Other Metal Forming Options

Several metal forming techniques can substitute for casting. Each provides different advantages and disadvantages. Some of the more popular alternatives to casting include:

  • Machining
  • Forging
  • Stamping
  • Rolling
  • Extruding
  • Sintering


Machining is a loose term for many different metal shaping techniques. Each process utilizes machining tools to cut, bend, drill or otherwise shape the material. Machining processes include:Drilling machinery

  • Drilling: A rotating tool creates round holes in a material.
  • Milling: A rotating tool moves in all three dimensions to create non-circular holes and shapes.
  • Turning: A workpiece rotates while a stationary cutting tool shapes the material.
  • Grinding: An abrasive wheel grinds away material, making fine finishes or very faint cuts.

In general, machining techniques perform simple applications that require minor alterations to stock components. The process is often more labor intensive than casting, but can be cost-effective for small production runs.


Forging, the classic blacksmith’s technique, is one of the oldest metal forming processes. A blacksmith, automated hammer or a forging press shapes metal with localized compressive force.

There are two main types of forging: hot and cold. Hot forging is when the metal is shaped well above room temperature, which improves malleability. The metal is at room or near-room temperature in cold forging. Forging delivers an end product that is stronger and less porous than cast products. Applications that require a high strength-to-width ratio are ideal for forging.

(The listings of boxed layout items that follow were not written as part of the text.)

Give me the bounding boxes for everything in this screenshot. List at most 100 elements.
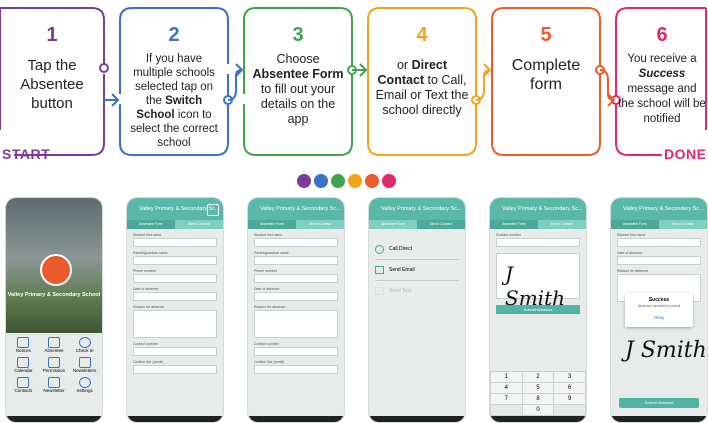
form-field[interactable] — [133, 274, 217, 283]
contact-text[interactable]: Send Text — [375, 281, 459, 301]
screen-success: Valley Primary & Secondary Sc... Absente… — [611, 198, 707, 422]
school-photo: Valley Primary & Secondary School — [6, 198, 102, 333]
contacts-icon — [17, 377, 30, 388]
signature-pad[interactable]: J Smith — [496, 253, 580, 310]
home-newsletters[interactable]: Newsletters — [69, 357, 100, 373]
tabs: Absentee Form Direct Contact — [369, 220, 465, 229]
contact-email[interactable]: Send Email — [375, 260, 459, 281]
step-3-text: Choose Absentee Form to fill out your de… — [252, 52, 344, 126]
step-2-number: 2 — [168, 24, 180, 46]
key[interactable]: 2 — [522, 372, 554, 382]
ok-button[interactable]: Okay — [625, 315, 693, 320]
phone-nav-bar — [127, 416, 223, 422]
tab-absentee[interactable]: Absentee Form — [611, 220, 659, 229]
key[interactable]: 1 — [491, 372, 522, 382]
backspace-key[interactable] — [554, 405, 585, 415]
home-absentee[interactable]: Absentee — [39, 337, 70, 353]
contact-email-label: Send Email — [389, 267, 415, 273]
phone-nav-bar — [248, 416, 344, 422]
home-settings[interactable]: Settings — [69, 377, 100, 393]
key[interactable]: 9 — [554, 394, 585, 404]
form-field[interactable] — [496, 238, 580, 247]
home-permission[interactable]: Permission — [39, 357, 70, 373]
keypad: 1 2 3 4 5 6 7 8 9 0 — [490, 371, 586, 416]
header-title: Valley Primary & Secondary Sc... — [248, 198, 344, 220]
dot-pink — [382, 174, 396, 188]
signature: J Smith — [505, 262, 565, 310]
key[interactable]: 0 — [522, 405, 554, 415]
arrow-4-5 — [475, 63, 492, 101]
tab-direct[interactable]: Direct Contact — [538, 220, 586, 229]
contact-call[interactable]: Call Direct — [375, 239, 459, 260]
form-field[interactable] — [133, 347, 217, 356]
step-3-number: 3 — [292, 24, 304, 46]
tab-absentee[interactable]: Absentee Form — [369, 220, 417, 229]
form-field[interactable] — [617, 238, 701, 247]
phone-nav-bar — [490, 416, 586, 422]
permission-icon — [47, 357, 60, 368]
field-label: Parent/guardian name — [133, 251, 168, 255]
tab-direct[interactable]: Direct Contact — [659, 220, 707, 229]
tab-absentee[interactable]: Absentee Form — [127, 220, 175, 229]
field-label: Student first name — [617, 233, 646, 237]
step-6-number: 6 — [656, 24, 668, 46]
newsletter-icon — [47, 377, 60, 388]
screen-direct-contact: Valley Primary & Secondary Sc... Absente… — [369, 198, 465, 422]
tab-absentee[interactable]: Absentee Form — [248, 220, 296, 229]
step-5-number: 5 — [540, 24, 552, 46]
form-field[interactable] — [254, 274, 338, 283]
key[interactable]: 7 — [491, 394, 522, 404]
home-contacts-label: Contacts — [14, 388, 33, 393]
form-field[interactable] — [133, 310, 217, 338]
tab-direct[interactable]: Direct Contact — [175, 220, 223, 229]
home-icon-grid: Notices Absentee Check In Calendar Permi… — [6, 333, 102, 397]
key[interactable]: 4 — [491, 383, 522, 393]
field-label: Date of absence — [254, 287, 280, 291]
field-label: Contact number — [133, 342, 158, 346]
arrow-1-2 — [104, 93, 120, 107]
field-label: Reason for absence — [617, 269, 649, 273]
form-field[interactable] — [254, 365, 338, 374]
step-3: 3 Choose Absentee Form to fill out your … — [246, 6, 350, 156]
home-calendar-label: Calendar — [14, 368, 33, 373]
form-field[interactable] — [254, 347, 338, 356]
field-label: Confirm live (credit) — [133, 360, 164, 364]
form-field[interactable] — [133, 292, 217, 301]
tabs: Absentee Form Direct Contact — [490, 220, 586, 229]
key[interactable]: 6 — [554, 383, 585, 393]
notices-icon — [17, 337, 30, 348]
tabs: Absentee Form Direct Contact — [611, 220, 707, 229]
form-field[interactable] — [254, 256, 338, 265]
form-field[interactable] — [254, 310, 338, 338]
form-field[interactable] — [133, 256, 217, 265]
home-notices-label: Notices — [15, 348, 31, 353]
screen-absentee-form: Valley Primary & Secondary Sc... Absente… — [248, 198, 344, 422]
submit-button[interactable]: Submit Absence — [619, 398, 699, 408]
form-field[interactable] — [254, 292, 338, 301]
home-calendar[interactable]: Calendar — [8, 357, 39, 373]
tab-direct[interactable]: Direct Contact — [417, 220, 465, 229]
tab-absentee[interactable]: Absentee Form — [490, 220, 538, 229]
form-field[interactable] — [133, 365, 217, 374]
field-label: Phone number — [254, 269, 277, 273]
home-notices[interactable]: Notices — [8, 337, 39, 353]
home-newsletter[interactable]: Newsletter — [39, 377, 70, 393]
key[interactable]: 5 — [522, 383, 554, 393]
form-field[interactable] — [254, 238, 338, 247]
field-label: Student first name — [254, 233, 283, 237]
start-label: START — [2, 146, 51, 162]
contact-text-label: Send Text — [389, 288, 412, 294]
home-checkin[interactable]: Check In — [69, 337, 100, 353]
field-label: Contact number — [254, 342, 279, 346]
signature: J Smith — [625, 338, 707, 363]
form-field[interactable] — [133, 238, 217, 247]
home-contacts[interactable]: Contacts — [8, 377, 39, 393]
field-label: Phone number — [133, 269, 156, 273]
field-label: Reason for absence — [254, 305, 286, 309]
form-field[interactable] — [617, 256, 701, 265]
key[interactable]: 3 — [554, 372, 585, 382]
key[interactable]: 8 — [522, 394, 554, 404]
tab-direct[interactable]: Direct Contact — [296, 220, 344, 229]
calendar-icon — [17, 357, 30, 368]
switch-school-icon[interactable] — [207, 204, 219, 216]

In stamping, a high pressure die punches sheet metal into a desired shape. Several types of stamping perform different kinds of stamps. These include:

  • Piercing: The die punches holes of varying sizes into the metal.
  • Bending: Brake presses form angles in the product; ideal for simple forming applications such as metal boxes.
  • Coining: The die applies high pressure to create an imprint or design on the surface of the product, such as coins.
  • Fine blanking: The metal rests on a guide plate, which secures the piece tightly. The fully-automated stamping machine can perform multiple stamps of varying type to very close precision.


Rolling is a technique that reduces thickness of sheet material or other thin materials. Two rolls compress metal as it runs between them. Flat rolling shapes flat materials, in either sheet (thinner than 3mm) or plate (thicker than 3mm) form. Rolling can also create round rods, specially shaped beams and other shapes. When the final product is not flat, the process is called profile rolling.


Extrusion creates components with a fixed cross-section. High pressure force draws a base material into a die. Extrusion is perhaps the closest alternative to casting, as molten material and a die are the main shaping features in both. The major benefit of extruding is that it can fabricate complex cross-sections. Because the process reduces stresses on the base material, extrusion can shape cheaper, more brittle work materials.


Sintering uses powdered material where casting uses molten material. This powdered material, often bronze or ceramic, fills a mold and heats up until the separate grains fuse together. Sintering can create directional elongation without deforming base material.